The ideological core of this debate also explains why most of the proposals and agreements of the past year have paid so little heed to the needs of the economy. There is no doubt that the spending cuts and tax hikes of the last six months have weakened economic growth — and as a result, deficits actually could be larger over the longer-term than they otherwise would have been. The additional spending cuts contemplated for the next six months under the sequester — and under most of the grand bargains being floated to supersede the sequester — would inflict more damage. In this regard, Ryan stands at the extreme with a plan that would drive us back into recession.
Nonetheless, a major deal that includes entitlement reforms and tax-loophole closings remains possible. In the politics that could determine the relative weights of those two factors, Republicans will have less maneuvering room on taxes than Democrats will enjoy on entitlements. That’s because primary challengers from the far right already have taken down a number of conventional Republicans, heightening the GOP’s resistance to more revenues. By contrast, there have been no successful attacks so far on centrist Democrats for supporting the cutbacks in federal programs now in place. This political difference suggests that more of the burden in any grand bargain will likely fall on entitlements than on revenues. The next question is, what entitlement changes could Democrats accept and still preserve the essential missions of those programs.
Let’s consider Social Security and its core guarantee of basic economic security for more than 40 million retirees (plus nearly 9 million people with disabilities). Unfortunately for Ryan and his fellow supporters of austerity for the elderly and disabled, no change that would trim the benefits of all Social Security recipients is compatible with the program’s central mission. To begin, while countries such as Germany, France and Italy provide monthly pension checks equal on average to 75 percent or more of a person’s average monthly wages over a lifetime, this “replacement rate” for Social Security is only about 40 percent. That translates into an average monthly benefit of $1,230, or less than $15,000 per-year. Moreover, these bare benefits comprise at least 90 percent of the total income for more than one-third of all current Social Security recipients.

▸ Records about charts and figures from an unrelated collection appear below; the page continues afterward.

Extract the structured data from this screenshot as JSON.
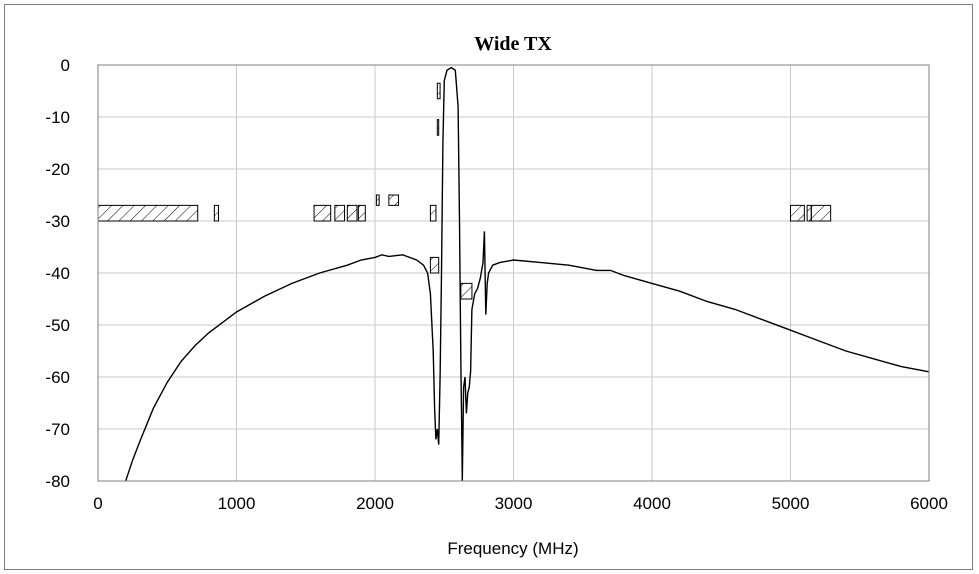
{
  "chart_data": {
    "type": "line",
    "title": "Wide TX",
    "xlabel": "Frequency (MHz)",
    "ylabel": "",
    "xlim": [
      0,
      6000
    ],
    "ylim": [
      -80,
      0
    ],
    "grid": true,
    "x_ticks": [
      0,
      1000,
      2000,
      3000,
      4000,
      5000,
      6000
    ],
    "y_ticks": [
      0,
      -10,
      -20,
      -30,
      -40,
      -50,
      -60,
      -70,
      -80
    ],
    "x_tick_labels": [
      "0",
      "1000",
      "2000",
      "3000",
      "4000",
      "5000",
      "6000"
    ],
    "y_tick_labels": [
      "0",
      "-10",
      "-20",
      "-30",
      "-40",
      "-50",
      "-60",
      "-70",
      "-80"
    ],
    "series": [
      {
        "x": [
          200,
          250,
          300,
          400,
          500,
          600,
          700,
          800,
          900,
          1000,
          1200,
          1400,
          1600,
          1800,
          1900,
          2000,
          2050,
          2100,
          2200,
          2300,
          2350,
          2380,
          2400,
          2420,
          2430,
          2440,
          2450,
          2460,
          2470,
          2480,
          2490,
          2500,
          2520,
          2550,
          2580,
          2600,
          2610,
          2620,
          2625,
          2630,
          2640,
          2650,
          2660,
          2670,
          2680,
          2690,
          2700,
          2720,
          2740,
          2760,
          2780,
          2790,
          2800,
          2810,
          2820,
          2850,
          2900,
          3000,
          3200,
          3400,
          3600,
          3700,
          3800,
          4000,
          4200,
          4400,
          4600,
          4800,
          5000,
          5200,
          5400,
          5600,
          5800,
          6000
        ],
        "values": [
          -80,
          -76,
          -72.5,
          -66,
          -61,
          -57,
          -54,
          -51.5,
          -49.5,
          -47.5,
          -44.5,
          -42,
          -40,
          -38.5,
          -37.5,
          -37,
          -36.5,
          -36.8,
          -36.5,
          -37.5,
          -38.5,
          -40,
          -44,
          -55,
          -66,
          -72,
          -70,
          -73,
          -60,
          -40,
          -15,
          -3,
          -1,
          -0.5,
          -1,
          -8,
          -30,
          -58,
          -68,
          -80,
          -62,
          -60,
          -67,
          -63,
          -62,
          -59,
          -47,
          -44,
          -43,
          -41,
          -38,
          -32,
          -48,
          -42,
          -40,
          -38.5,
          -38,
          -37.5,
          -38,
          -38.5,
          -39.5,
          -39.5,
          -40.5,
          -42,
          -43.5,
          -45.5,
          -47,
          -49,
          -51,
          -53,
          -55,
          -56.5,
          -58,
          -59
        ]
      }
    ],
    "mask_boxes": [
      {
        "x0": 0,
        "x1": 720,
        "y": -30,
        "y_top": -27
      },
      {
        "x0": 840,
        "x1": 870,
        "y": -30,
        "y_top": -27
      },
      {
        "x0": 1560,
        "x1": 1680,
        "y": -30,
        "y_top": -27
      },
      {
        "x0": 1710,
        "x1": 1780,
        "y": -30,
        "y_top": -27
      },
      {
        "x0": 1800,
        "x1": 1870,
        "y": -30,
        "y_top": -27
      },
      {
        "x0": 1880,
        "x1": 1930,
        "y": -30,
        "y_top": -27
      },
      {
        "x0": 2010,
        "x1": 2030,
        "y": -27,
        "y_top": -25
      },
      {
        "x0": 2100,
        "x1": 2170,
        "y": -27,
        "y_top": -25
      },
      {
        "x0": 2400,
        "x1": 2440,
        "y": -30,
        "y_top": -27
      },
      {
        "x0": 2400,
        "x1": 2460,
        "y": -40,
        "y_top": -37
      },
      {
        "x0": 2450,
        "x1": 2460,
        "y": -13.5,
        "y_top": -10.5
      },
      {
        "x0": 2450,
        "x1": 2470,
        "y": -6.5,
        "y_top": -3.5
      },
      {
        "x0": 2620,
        "x1": 2700,
        "y": -45,
        "y_top": -42
      },
      {
        "x0": 5000,
        "x1": 5100,
        "y": -30,
        "y_top": -27
      },
      {
        "x0": 5120,
        "x1": 5150,
        "y": -30,
        "y_top": -27
      },
      {
        "x0": 5150,
        "x1": 5290,
        "y": -30,
        "y_top": -27
      }
    ]
  }
}
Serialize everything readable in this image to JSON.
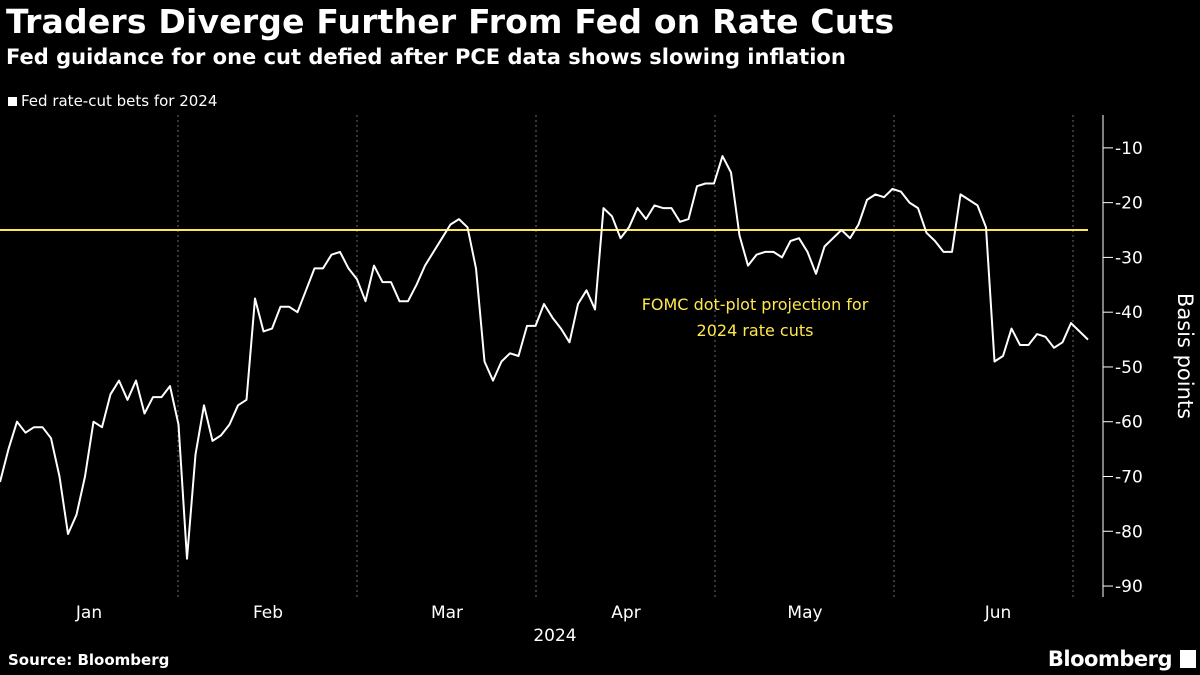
{
  "chart_data": {
    "type": "line",
    "title": "Traders Diverge Further From Fed on Rate Cuts",
    "subtitle": "Fed guidance for one cut defied after PCE data shows slowing inflation",
    "ylabel": "Basis points",
    "xlabel": "2024",
    "ylim": [
      -92,
      -4
    ],
    "yticks": [
      -10,
      -20,
      -30,
      -40,
      -50,
      -60,
      -70,
      -80,
      -90
    ],
    "months": [
      "Jan",
      "Feb",
      "Mar",
      "Apr",
      "May",
      "Jun"
    ],
    "legend_position": "top-left",
    "grid": "vertical dotted month boundaries",
    "series": [
      {
        "name": "Fed rate-cut bets for 2024",
        "color": "#ffffff",
        "values": [
          -71,
          -65,
          -60,
          -62,
          -61,
          -61,
          -63,
          -70,
          -80.5,
          -77,
          -70,
          -60,
          -61,
          -55,
          -52.5,
          -56,
          -52.5,
          -58.5,
          -55.5,
          -55.5,
          -53.5,
          -60.5,
          -85,
          -66,
          -57,
          -63.5,
          -62.5,
          -60.5,
          -57,
          -56,
          -37.5,
          -43.5,
          -43,
          -39,
          -39,
          -40,
          -36,
          -32,
          -32,
          -29.5,
          -29,
          -32,
          -34,
          -38,
          -31.5,
          -34.5,
          -34.5,
          -38,
          -38,
          -35,
          -31.5,
          -29,
          -26.5,
          -24,
          -23,
          -24.5,
          -32,
          -49,
          -52.5,
          -49,
          -47.5,
          -48,
          -42.5,
          -42.5,
          -38.5,
          -41,
          -43,
          -45.5,
          -38.5,
          -36,
          -39.5,
          -21,
          -22.5,
          -26.5,
          -24.5,
          -21,
          -23,
          -20.5,
          -21,
          -21,
          -23.5,
          -23,
          -17,
          -16.5,
          -16.5,
          -11.5,
          -14.5,
          -26,
          -31.5,
          -29.5,
          -29,
          -29,
          -30,
          -27,
          -26.5,
          -29,
          -33,
          -28,
          -26.5,
          -25,
          -26.5,
          -24,
          -19.5,
          -18.5,
          -19,
          -17.5,
          -18,
          -20,
          -21,
          -25.5,
          -27,
          -29,
          -29,
          -18.5,
          -19.5,
          -20.5,
          -24.5,
          -49,
          -48,
          -43,
          -46,
          -46,
          -44,
          -44.5,
          -46.5,
          -45.5,
          -42,
          -43.5,
          -45
        ]
      },
      {
        "name": "FOMC dot-plot projection for 2024 rate cuts",
        "color": "#ffe84d",
        "values": [
          -25
        ]
      }
    ],
    "annotations": [
      "FOMC dot-plot projection for",
      "2024 rate cuts"
    ]
  },
  "footer": {
    "source": "Source: Bloomberg",
    "brand": "Bloomberg"
  }
}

Let’s do the math. The terms just described translate into an annual income of less than $16,300, which amounts to a very bare minimum. After all, the average cost today of a small apartment (rent and utilities) is over $7,000 per-year. Even if elderly people pay 20 percent less than the average, their rent and utilities still claim an average of $5,600 per-year or nearly 40 percent of all their income. Add to that at least $335 per-month for food at a poverty level ($4,000 annually) and another $310 per-month for Medicare Part B and Part D premiums and other out-of-pocket medical expenses ($3,700 annually). That leaves tens of millions of elderly and disabled Americans with about $130 per-month ($1,600 per-year) to cover all other expenses such as clothes, transportation, recreation, state and local taxes, and any unexpected expenditures.
These data suggest that any across-the-board benefit cut today is incompatible with Social Security’s essential mission. That takes off-the-table changes in the annual inflation adjustment or the retirement age. Given current benefits, the only reforms consistent with the program’s central commitment are ones based on means-testing. For example, Congress could apply a smaller annual cost-of-living adjustment to the benefits of the top tier of retirees. And if Congress is set on guaranteeing the system’s solvency for the next 75 years, in the same spirit they should think about applying the payroll tax to the capital income of the top tier of workers. Not that there is an enormous rush, given the actuaries estimate that the system’s solvency is secure for at least another quarter-century.
Much like George W. Bush’s proposal to privatize part of Social Security, the 2013 Ryan budget is simply uninterested in the missions that animate federal entitlement programs. Democrats would commit a grave mistake, as a matter of both social policy and politics, if they also sacrificed those commitments in search of Republican acquiescence to more revenues.